Auf dieser Basis rekonstruiert Reckendrees dann (Kapitel IV) minutiös die Planungen und Verhandlungen zur Gründung der Vereinigte Stahlwerke AG. Dieses Kapitel ist das methodische und argumentative Herzstück der Studie. Dabei wird deutlich, dass weder, wie in der Forschungsliteratur behauptet, Gesichtspunkte der Steuergesetzgebung noch das Interesse an amerikanischen Dollaranleihen die Motivation der Beteiligten zur Fusion primär bestimmten und deshalb ihre Form der "Vertrustung" erklären können. Vielmehr weist Reckendrees nach, dass die Gründergesellschaften in dieser Form des Zusammenschlusses allein eine Gewähr für die Erhaltung ihres industriellen Anlagevermögens sahen, das ansonsten durch den unkontrollierten Konkurs mindestens eines der beteiligten Konzerne bedroht gewesen wäre. Die Fusion zu einer operativen Gesellschaft, der die Gründerkonzerne ihre sämtlichen Betriebsanlagen übertrugen, diente freilich zugleich der Werbung um amerikanische Kapitalgeber, die den "Stahlverein" als eine interessante und innovative Anlagemöglichkeit betrachteten, gerade weil er in seiner Struktur den amerikanischen "Big" und "Little Steel"-Konzernen ähnelte. Weitere - kürzere - Kapitel (V und VI) rekonstruieren die Unternehmensorganisation und die Betriebsökonomie der Vereinigte Stahlwerke AG in den ersten Jahren ihres Bestehens.

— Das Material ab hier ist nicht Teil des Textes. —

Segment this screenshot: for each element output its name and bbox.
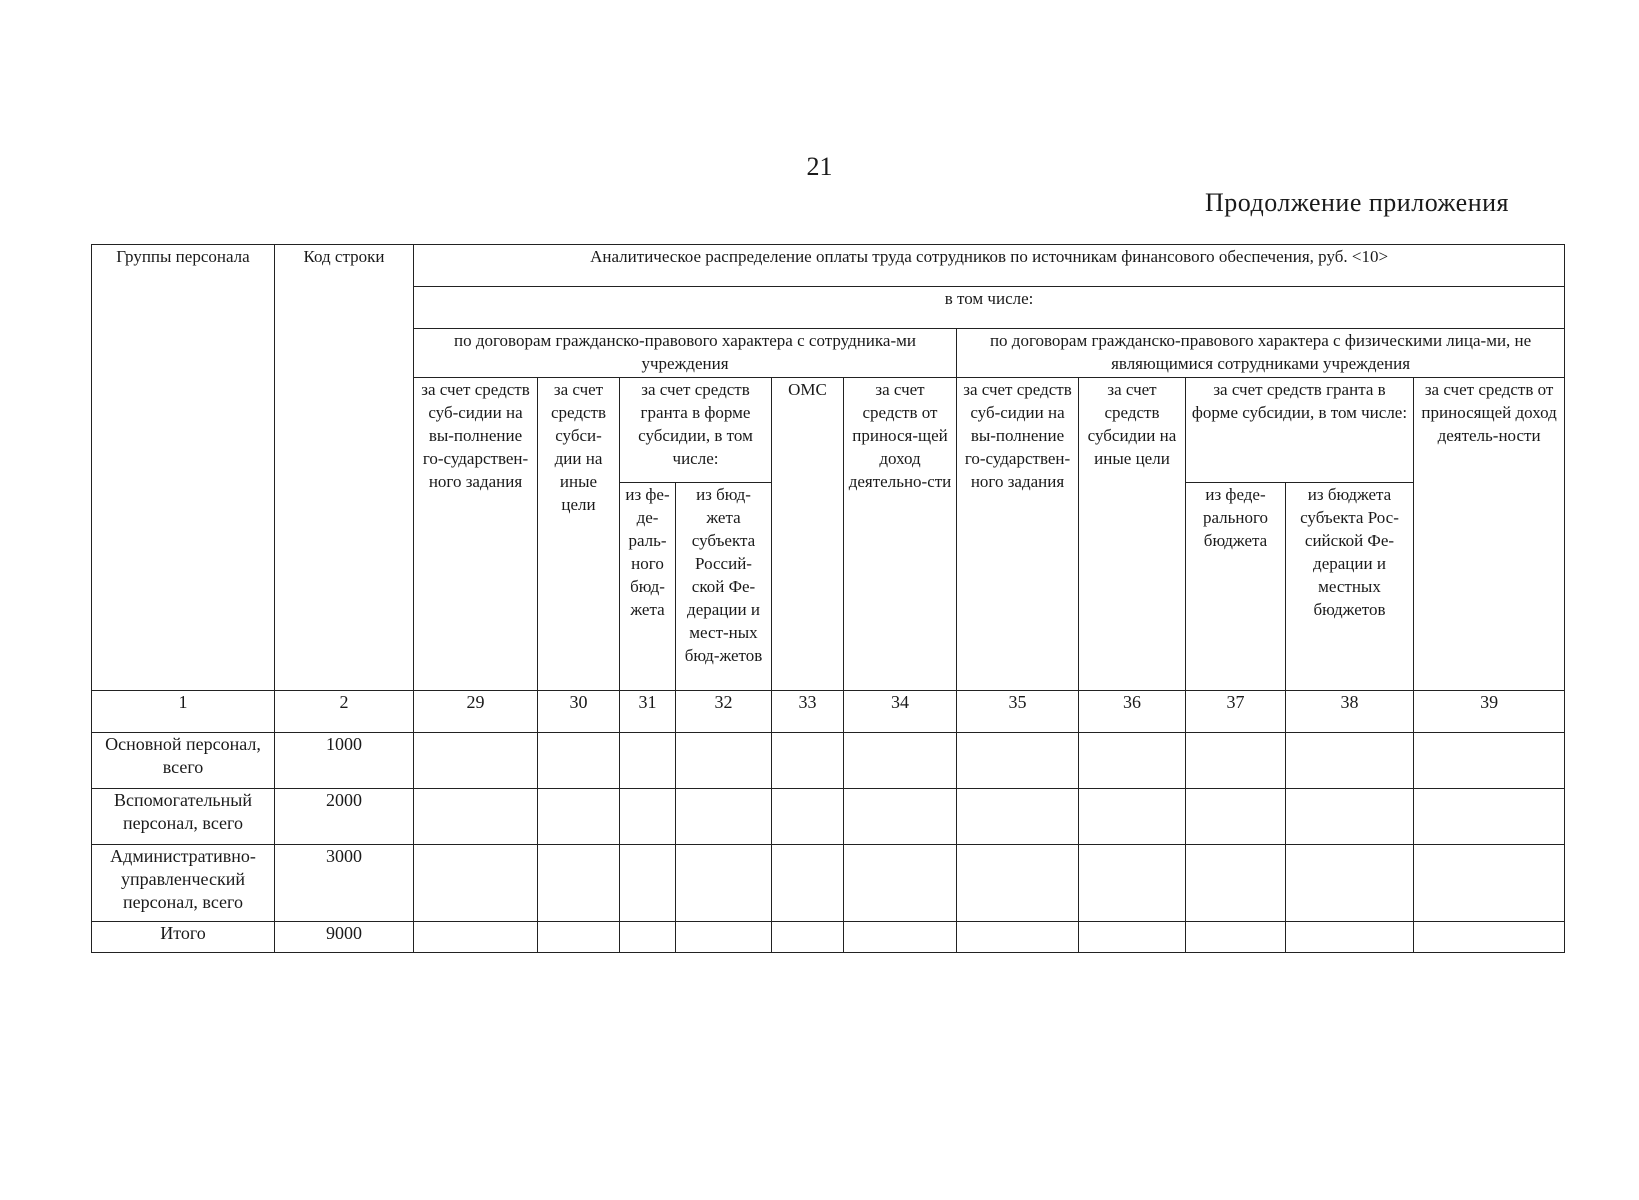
row-code: 1000 [275, 733, 414, 789]
value-cell[interactable] [844, 845, 957, 922]
value-cell[interactable] [676, 922, 772, 953]
header-col-31: из фе-де-раль-ного бюд-жета [620, 483, 676, 691]
continuation-title: Продолжение приложения [1204, 188, 1509, 217]
value-cell[interactable] [414, 789, 538, 845]
table-row [92, 789, 1565, 845]
column-number: 29 [414, 691, 538, 733]
column-number: 39 [1414, 691, 1565, 733]
header-including: в том числе: [414, 287, 1565, 329]
value-cell[interactable] [1286, 733, 1414, 789]
value-cell[interactable] [620, 789, 676, 845]
value-cell[interactable] [957, 922, 1079, 953]
column-number: 35 [957, 691, 1079, 733]
column-number: 1 [92, 691, 275, 733]
value-cell[interactable] [1186, 733, 1286, 789]
value-cell[interactable] [620, 733, 676, 789]
value-cell[interactable] [538, 845, 620, 922]
value-cell[interactable] [538, 922, 620, 953]
value-cell[interactable] [1414, 845, 1565, 922]
value-cell[interactable] [1414, 789, 1565, 845]
row-staff-group: Административно-управленческий персонал, всего [92, 845, 275, 922]
value-cell[interactable] [1079, 922, 1186, 953]
value-cell[interactable] [844, 733, 957, 789]
value-cell[interactable] [1079, 733, 1186, 789]
column-number: 38 [1286, 691, 1414, 733]
value-cell[interactable] [620, 845, 676, 922]
value-cell[interactable] [538, 789, 620, 845]
header-analytic-distribution: Аналитическое распределение оплаты труда сотрудников по источникам финансового обеспечения, руб. <10> [414, 245, 1565, 287]
value-cell[interactable] [957, 845, 1079, 922]
value-cell[interactable] [1186, 922, 1286, 953]
row-code: 3000 [275, 845, 414, 922]
value-cell[interactable] [620, 922, 676, 953]
header-col-32: из бюд-жета субъекта Россий-ской Фе-дерации и мест-ных бюд-жетов [676, 483, 772, 691]
row-staff-group: Вспомогательный персонал, всего [92, 789, 275, 845]
column-number-row [92, 691, 1565, 733]
value-cell[interactable] [414, 733, 538, 789]
value-cell[interactable] [844, 789, 957, 845]
value-cell[interactable] [1186, 845, 1286, 922]
row-staff-group: Итого [92, 922, 275, 953]
header-col-39: за счет средств от приносящей доход деятель-ности [1414, 378, 1565, 691]
column-number: 2 [275, 691, 414, 733]
header-col-35: за счет средств суб-сидии на вы-полнение го-сударствен-ного задания [957, 378, 1079, 691]
header-col-36: за счет средств субсидии на иные цели [1079, 378, 1186, 691]
header-staff-groups: Группы персонала [92, 245, 275, 691]
table-row-total [92, 922, 1565, 953]
row-staff-group: Основной персонал, всего [92, 733, 275, 789]
value-cell[interactable] [772, 922, 844, 953]
value-cell[interactable] [414, 845, 538, 922]
value-cell[interactable] [1079, 845, 1186, 922]
value-cell[interactable] [538, 733, 620, 789]
value-cell[interactable] [772, 789, 844, 845]
column-number: 32 [676, 691, 772, 733]
header-col-37: из феде-рального бюджета [1186, 483, 1286, 691]
column-number: 37 [1186, 691, 1286, 733]
header-col-29: за счет средств суб-сидии на вы-полнение го-сударствен-ного задания [414, 378, 538, 691]
header-grant-individuals: за счет средств гранта в форме субсидии, в том числе: [1186, 378, 1414, 483]
value-cell[interactable] [1079, 789, 1186, 845]
value-cell[interactable] [1414, 733, 1565, 789]
header-contracts-with-individuals: по договорам гражданско-правового характера с физическими лица-ми, не являющимися сотрудниками учреждения [957, 329, 1565, 378]
value-cell[interactable] [1286, 922, 1414, 953]
header-row-code: Код строки [275, 245, 414, 691]
row-code: 2000 [275, 789, 414, 845]
header-grant-employees: за счет средств гранта в форме субсидии, в том числе: [620, 378, 772, 483]
value-cell[interactable] [676, 845, 772, 922]
header-contracts-with-employees: по договорам гражданско-правового характера с сотрудника-ми учреждения [414, 329, 957, 378]
table-row [92, 845, 1565, 922]
column-number: 36 [1079, 691, 1186, 733]
row-code: 9000 [275, 922, 414, 953]
value-cell[interactable] [844, 922, 957, 953]
column-number: 33 [772, 691, 844, 733]
value-cell[interactable] [1414, 922, 1565, 953]
value-cell[interactable] [772, 845, 844, 922]
column-number: 34 [844, 691, 957, 733]
header-col-33: ОМС [772, 378, 844, 691]
column-number: 30 [538, 691, 620, 733]
value-cell[interactable] [676, 789, 772, 845]
value-cell[interactable] [1186, 789, 1286, 845]
column-number: 31 [620, 691, 676, 733]
value-cell[interactable] [957, 733, 1079, 789]
header-col-38: из бюджета субъекта Рос-сийской Фе-дерации и местных бюджетов [1286, 483, 1414, 691]
header-col-30: за счет средств субси-дии на иные цели [538, 378, 620, 691]
header-col-34: за счет средств от принося-щей доход деятельно-сти [844, 378, 957, 691]
payroll-distribution-table [91, 244, 1565, 953]
value-cell[interactable] [676, 733, 772, 789]
page-number: 21 [806, 152, 833, 181]
value-cell[interactable] [414, 922, 538, 953]
value-cell[interactable] [772, 733, 844, 789]
value-cell[interactable] [1286, 789, 1414, 845]
value-cell[interactable] [1286, 845, 1414, 922]
table-row [92, 733, 1565, 789]
value-cell[interactable] [957, 789, 1079, 845]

Breiten Raum nimmt schließlich (Kapitel VII) die Sanierung und Umstrukturierung des Konzerns zwischen 1930 und 1934 ein. Anders als frühere Darstellungen wertet Reckendrees diese Reorganisation nicht als Revision eines gescheiterten Unternehmenskonzeptes - etwa im Sinne einer Dezentralisierung der Konzernorganisation als Konsequenz anfänglicher Überzentralisierung -, sondern er beschreibt diesen Prozess als weitgehend konsequente Abfolge verschiedener Ausbaustufen zum dezentral-zentralisierten multi-divisionalen Konzern mit "Profitcentern", "Konzentration auf das Kerngeschäft" und ähnlichen Merkmalen einer Unternehmenspolitik, die nicht mehr primär in Kategorien der Produkt- und Absatzmengen, sondern in denen des return on investment dachte. Reckendrees argumentiert, dass die Gründungs- und Konsolidierungsphase der Vereinigte Stahlwerke AG mit der Errichtung einer arbeitsfähigen Verwaltung, der Etablierung durchsetzungsfähiger Kommandostrukturen, einer zumindest beginnenden Neustrukturierung des Produktionsprogramms und der Ausarbeitung einer vergleichsfähigen Betriebsberichterstattung mehr als ausgelastet gewesen sei. Deswegen sei die Unterordnung der zunächst weiterhin sehr selbständigen Hüttenwerkskomplexe unter regionale Betriebsgesellschaften erst in einem zweiten Schritt erfolgt. Die Sanierung und Reorganisation des Konzerns wurde zudem erst durch eine Veränderung der Eigentumsverhältnisse möglich. In diesem Zusammenhang liefert Reckendrees eine überzeugende Neubewertung des "Gelsenberg-Deals" von 1932, bei dem der Großaktionär Friedrich Flick sein über Schachtelbeteiligungen gehaltenes Aktienpaket dem Deutschen Reich zum Kauf aufnötigte.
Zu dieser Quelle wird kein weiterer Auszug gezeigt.